Just think back through the decades, I am sure there are those who will remember, the outpouring of the Spirit during the Charismatic movement, when these gifts were prominent. Think of the thousands that came into the Church then. Even now we can think of the movement of the Spirit in the African countries and the enormous church attendances and presence in services in countries such as Nigeria and South Africa. These are gifts which are useful to the Church and some would say essential for the Church's growth and ability to reach out into our communities to bring Christ's light to the darker places of the world.
An enduring power of love found in refugee camps
Yet Paul draws on the noisy environment of the brass foundries and bronze markets of ancient Corinth to show how distracting such gifts are without an understanding and lived into experience of love that is needed to go with it. Paul draws on the clamour of the market place to show us that for all our good intentions such gifts lead to our own downfall. The tendency is to boast of having spoken or speaking in tongues. Even if we do not have the gift now we still mention that we have had so in the past (we must be good!!). We lord it over others if we have specialised knowledge that they do not have. All of these things are typical of human nature we just need to look at the reading from Luke (4.21-30) to see how human these reactions are especially when we think we know better. However, all of these things are fleeting in the scheme of things. The Spirit does not stay but moves on to encourage others. Our knowledge is transitory as new information comes to light and we have but our own glories in the past to reflect on rather than an ongoing deepening understanding of our faith.

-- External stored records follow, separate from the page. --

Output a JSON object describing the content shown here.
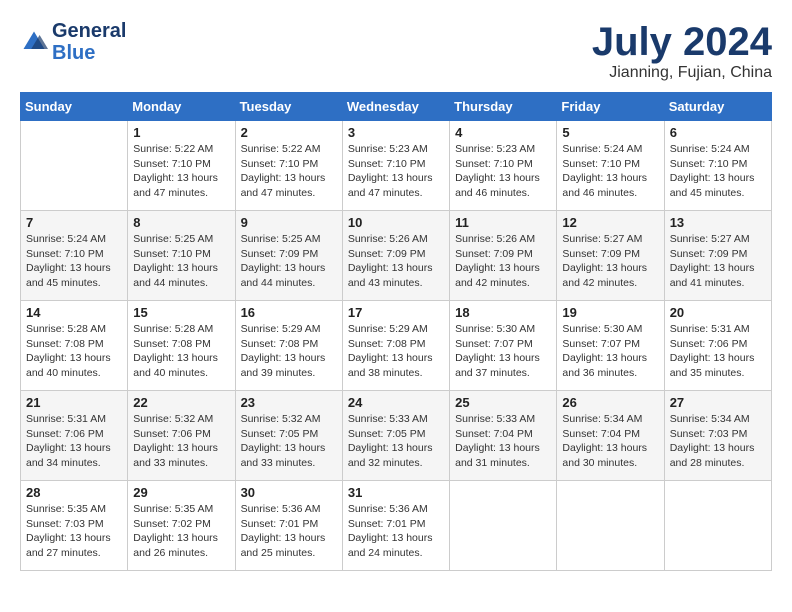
{
  "header": {
    "logo_general": "General",
    "logo_blue": "Blue",
    "month_title": "July 2024",
    "location": "Jianning, Fujian, China"
  },
  "days_of_week": [
    "Sunday",
    "Monday",
    "Tuesday",
    "Wednesday",
    "Thursday",
    "Friday",
    "Saturday"
  ],
  "weeks": [
    [
      {
        "day": "",
        "sunrise": "",
        "sunset": "",
        "daylight": ""
      },
      {
        "day": "1",
        "sunrise": "Sunrise: 5:22 AM",
        "sunset": "Sunset: 7:10 PM",
        "daylight": "Daylight: 13 hours and 47 minutes."
      },
      {
        "day": "2",
        "sunrise": "Sunrise: 5:22 AM",
        "sunset": "Sunset: 7:10 PM",
        "daylight": "Daylight: 13 hours and 47 minutes."
      },
      {
        "day": "3",
        "sunrise": "Sunrise: 5:23 AM",
        "sunset": "Sunset: 7:10 PM",
        "daylight": "Daylight: 13 hours and 47 minutes."
      },
      {
        "day": "4",
        "sunrise": "Sunrise: 5:23 AM",
        "sunset": "Sunset: 7:10 PM",
        "daylight": "Daylight: 13 hours and 46 minutes."
      },
      {
        "day": "5",
        "sunrise": "Sunrise: 5:24 AM",
        "sunset": "Sunset: 7:10 PM",
        "daylight": "Daylight: 13 hours and 46 minutes."
      },
      {
        "day": "6",
        "sunrise": "Sunrise: 5:24 AM",
        "sunset": "Sunset: 7:10 PM",
        "daylight": "Daylight: 13 hours and 45 minutes."
      }
    ],
    [
      {
        "day": "7",
        "sunrise": "Sunrise: 5:24 AM",
        "sunset": "Sunset: 7:10 PM",
        "daylight": "Daylight: 13 hours and 45 minutes."
      },
      {
        "day": "8",
        "sunrise": "Sunrise: 5:25 AM",
        "sunset": "Sunset: 7:10 PM",
        "daylight": "Daylight: 13 hours and 44 minutes."
      },
      {
        "day": "9",
        "sunrise": "Sunrise: 5:25 AM",
        "sunset": "Sunset: 7:09 PM",
        "daylight": "Daylight: 13 hours and 44 minutes."
      },
      {
        "day": "10",
        "sunrise": "Sunrise: 5:26 AM",
        "sunset": "Sunset: 7:09 PM",
        "daylight": "Daylight: 13 hours and 43 minutes."
      },
      {
        "day": "11",
        "sunrise": "Sunrise: 5:26 AM",
        "sunset": "Sunset: 7:09 PM",
        "daylight": "Daylight: 13 hours and 42 minutes."
      },
      {
        "day": "12",
        "sunrise": "Sunrise: 5:27 AM",
        "sunset": "Sunset: 7:09 PM",
        "daylight": "Daylight: 13 hours and 42 minutes."
      },
      {
        "day": "13",
        "sunrise": "Sunrise: 5:27 AM",
        "sunset": "Sunset: 7:09 PM",
        "daylight": "Daylight: 13 hours and 41 minutes."
      }
    ],
    [
      {
        "day": "14",
        "sunrise": "Sunrise: 5:28 AM",
        "sunset": "Sunset: 7:08 PM",
        "daylight": "Daylight: 13 hours and 40 minutes."
      },
      {
        "day": "15",
        "sunrise": "Sunrise: 5:28 AM",
        "sunset": "Sunset: 7:08 PM",
        "daylight": "Daylight: 13 hours and 40 minutes."
      },
      {
        "day": "16",
        "sunrise": "Sunrise: 5:29 AM",
        "sunset": "Sunset: 7:08 PM",
        "daylight": "Daylight: 13 hours and 39 minutes."
      },
      {
        "day": "17",
        "sunrise": "Sunrise: 5:29 AM",
        "sunset": "Sunset: 7:08 PM",
        "daylight": "Daylight: 13 hours and 38 minutes."
      },
      {
        "day": "18",
        "sunrise": "Sunrise: 5:30 AM",
        "sunset": "Sunset: 7:07 PM",
        "daylight": "Daylight: 13 hours and 37 minutes."
      },
      {
        "day": "19",
        "sunrise": "Sunrise: 5:30 AM",
        "sunset": "Sunset: 7:07 PM",
        "daylight": "Daylight: 13 hours and 36 minutes."
      },
      {
        "day": "20",
        "sunrise": "Sunrise: 5:31 AM",
        "sunset": "Sunset: 7:06 PM",
        "daylight": "Daylight: 13 hours and 35 minutes."
      }
    ],
    [
      {
        "day": "21",
        "sunrise": "Sunrise: 5:31 AM",
        "sunset": "Sunset: 7:06 PM",
        "daylight": "Daylight: 13 hours and 34 minutes."
      },
      {
        "day": "22",
        "sunrise": "Sunrise: 5:32 AM",
        "sunset": "Sunset: 7:06 PM",
        "daylight": "Daylight: 13 hours and 33 minutes."
      },
      {
        "day": "23",
        "sunrise": "Sunrise: 5:32 AM",
        "sunset": "Sunset: 7:05 PM",
        "daylight": "Daylight: 13 hours and 33 minutes."
      },
      {
        "day": "24",
        "sunrise": "Sunrise: 5:33 AM",
        "sunset": "Sunset: 7:05 PM",
        "daylight": "Daylight: 13 hours and 32 minutes."
      },
      {
        "day": "25",
        "sunrise": "Sunrise: 5:33 AM",
        "sunset": "Sunset: 7:04 PM",
        "daylight": "Daylight: 13 hours and 31 minutes."
      },
      {
        "day": "26",
        "sunrise": "Sunrise: 5:34 AM",
        "sunset": "Sunset: 7:04 PM",
        "daylight": "Daylight: 13 hours and 30 minutes."
      },
      {
        "day": "27",
        "sunrise": "Sunrise: 5:34 AM",
        "sunset": "Sunset: 7:03 PM",
        "daylight": "Daylight: 13 hours and 28 minutes."
      }
    ],
    [
      {
        "day": "28",
        "sunrise": "Sunrise: 5:35 AM",
        "sunset": "Sunset: 7:03 PM",
        "daylight": "Daylight: 13 hours and 27 minutes."
      },
      {
        "day": "29",
        "sunrise": "Sunrise: 5:35 AM",
        "sunset": "Sunset: 7:02 PM",
        "daylight": "Daylight: 13 hours and 26 minutes."
      },
      {
        "day": "30",
        "sunrise": "Sunrise: 5:36 AM",
        "sunset": "Sunset: 7:01 PM",
        "daylight": "Daylight: 13 hours and 25 minutes."
      },
      {
        "day": "31",
        "sunrise": "Sunrise: 5:36 AM",
        "sunset": "Sunset: 7:01 PM",
        "daylight": "Daylight: 13 hours and 24 minutes."
      },
      {
        "day": "",
        "sunrise": "",
        "sunset": "",
        "daylight": ""
      },
      {
        "day": "",
        "sunrise": "",
        "sunset": "",
        "daylight": ""
      },
      {
        "day": "",
        "sunrise": "",
        "sunset": "",
        "daylight": ""
      }
    ]
  ]
}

At the start of our faith journey the greatest gift that we can ask for is that the child comes to understand the strictures and freedoms of growing up filled with love. An easy task, well perhaps perhaps not depending on how we think of love. Looking at Paul's list of what love is and isn't it may not be as easy as we think. Can we truly say that we can bring our children to show the patience of withholding any power that they may wield over another, in the same manner that David withholds his power to kill King Saul on a number of occasions (out of love). More often than not the encouragement is to use our power to benefit ourselves or the person with the power. or can we encourage our children to have the endurance that those in refugee camps have. The power to endure a life that is subjugated to power over us in the worst possible conditions. A life that is seemingly impossible yet still brings love into the lives around us no matter how subjugated we are.
These are almost impossible but they are what Paul enjoins us to do and how we are to love our neighbour. Are we able to bring our children up in this light giving of themselves selflessly in love?